I want to mount a whole disk, for the disk is a virtual machine's disk image, I cannot see its partitions.

Does mount or any others have this feature?

mount /dev/sdb10 mnt -t ntfs
NTFS signature is missing.
Failed to mount '/dev/sdb10': Invalid argument
The device '/dev/sdb10' doesn't have a valid NTFS.
Maybe you selected the wrong device? Or the whole disk instead of a
partition (e.g. /dev/hda, not /dev/hda1)? Or the other way around?

Thanks in advance,
Shawn

Junior Hacker 11-26-2008 02:41 AM

If you have a bit for bit image such as what dd would make, and you want to see and mount a specific partition where there is more than one. You would make a mount directory, run a fdisk command to see where the starting offset of each partition is at, then mount the partition you want using an offset value.
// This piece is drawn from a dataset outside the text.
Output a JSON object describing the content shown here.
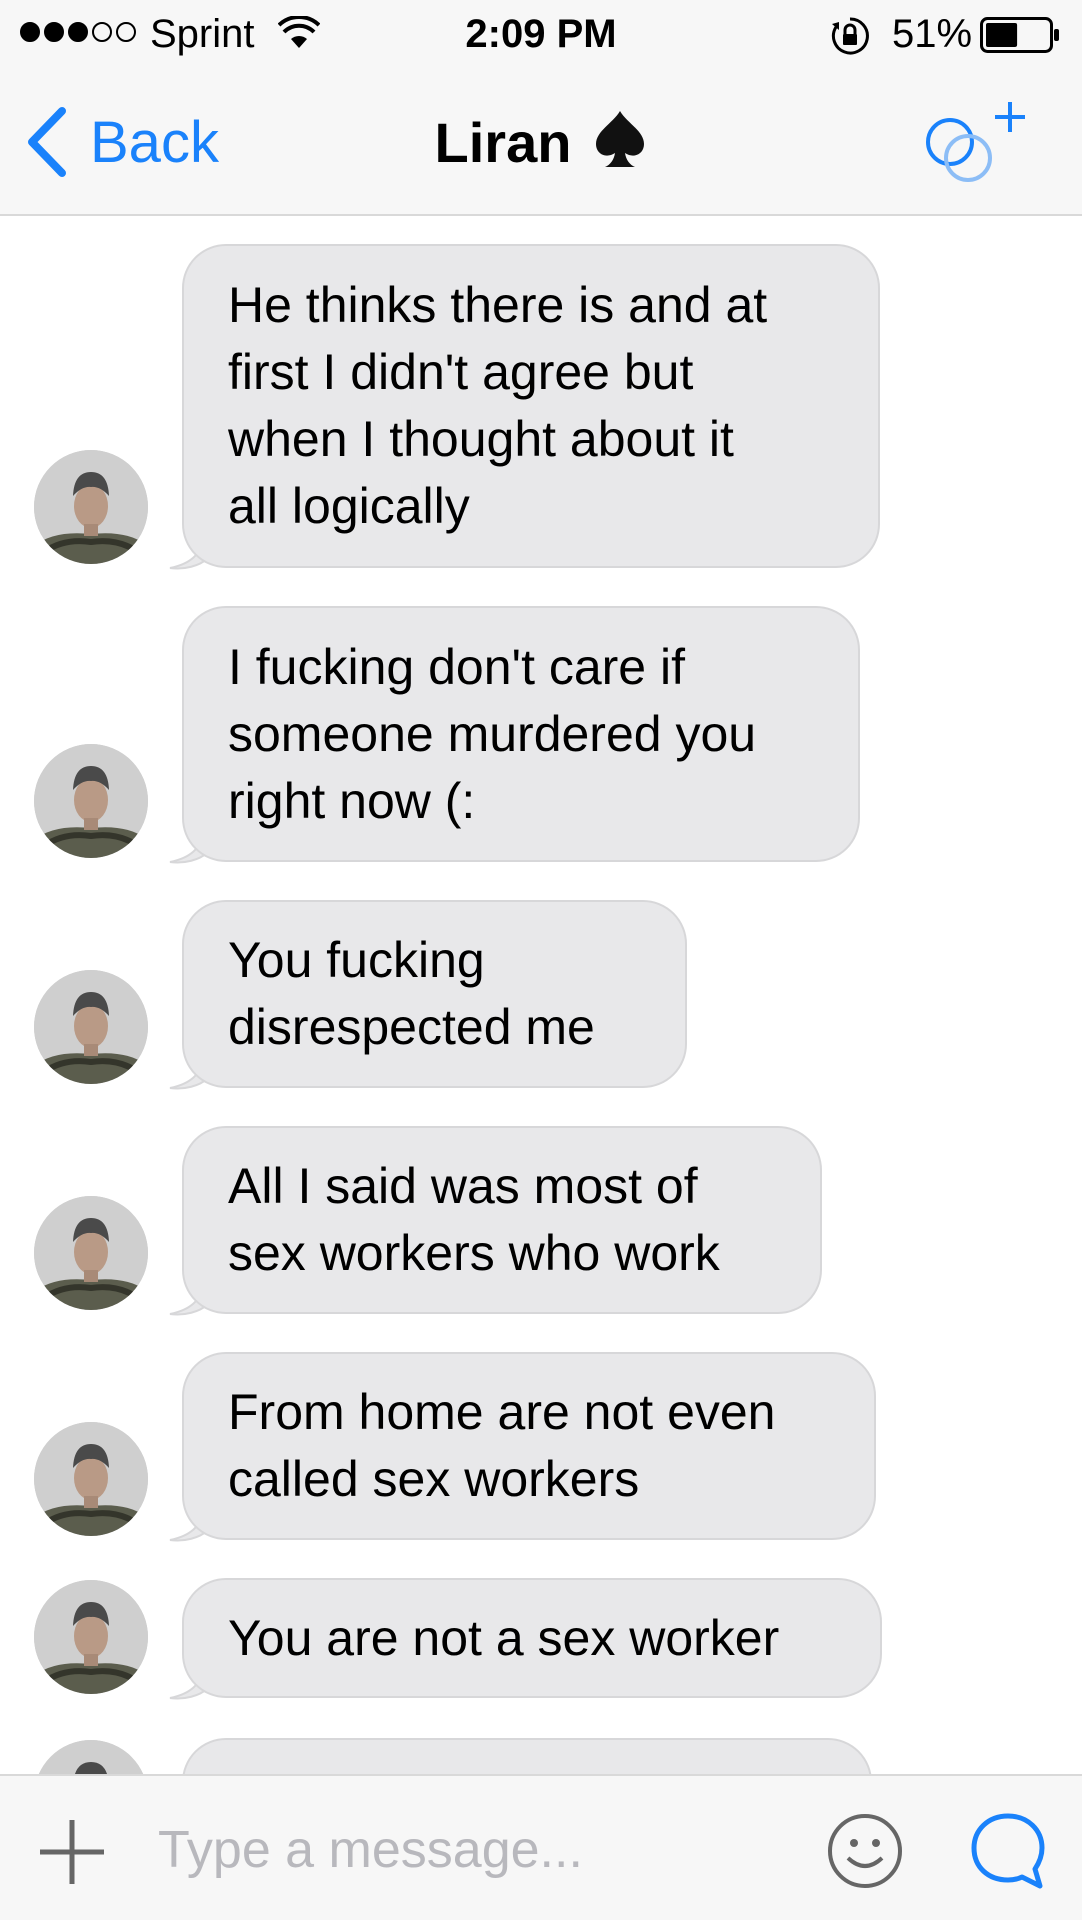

The example below is for mounting the first partition which starts at offset 63:
Code:

STEPS FOR MOUNTING PARTITION OF IMAGE.DD FILE FROM IN SAME DIRECTORY AS ROOT OR SUDO:

1: mkdir /mnt/image
2: sfdisk -l -uS image.dd
3: mount -oloop,offset=32256 image.dd /mnt/image

OFFSET = Sectors offset of beginning sector of partition multiplied by 512, in this case the first partition starts at offset 63.

The example above was on an NTFS partition, no need to specify file system type

Junior Hacker 11-26-2008 02:49 AM

You can repeat for every partition, make a separate mount directory for each partition.
To mount hfs or hfsplus, modprobe them first before mounting. Have hfsplus,
hfsutils, hfsutils-tcltk installed.
I don't recall ever mounting an entire disk, I can't see it being done either.

duyuyang 11-26-2008 09:43 PM

Thank you very much. Mount works like a charm

A little problem: after I mount there is a warning message
Quote:

WARNING: Deficient Linux kernel detected. Some driver features are
not available (swap file on NTFS, boot from NTFS by LILO), and
unmount is not safe unless it's made sure the ntfs-3g process
naturally terminates after calling 'umount'. If you wish this
message to disappear then you should upgrade to at least kernel
version 2.6.20, or request help from your distribution to fix
the kernel problem. The below web page has more information:
http://ntfs-3g.org/support.html#fuse26
Does it mean I should use kernel version no less than 2.6.20? Currently the version is 2.6.18.8.

Junior Hacker 11-26-2008 10:28 PM

Kernels below 2.6.20 produced that error, some little issue with fuse that came with your kernel. It is used in conjunction with ntfs-3g which gives users read/write access to NTFS file systems.
Most images are read only anyway so it can be ignored.
If you have ntfs-3g installed and do write to NTFS file systems you can still ignore the warning as the issue that brought about this warning is relatively rare.
You can eliminate this warning by either updating the kernel to something 2.6.20 and up or by installing fuse from source and removing the fuse module that came with the kernel you presently have.

duyuyang 11-27-2008 01:30 AM

Thank you, Junior Hacker.
I have got the fuse source and re-made it. The warning disappeared.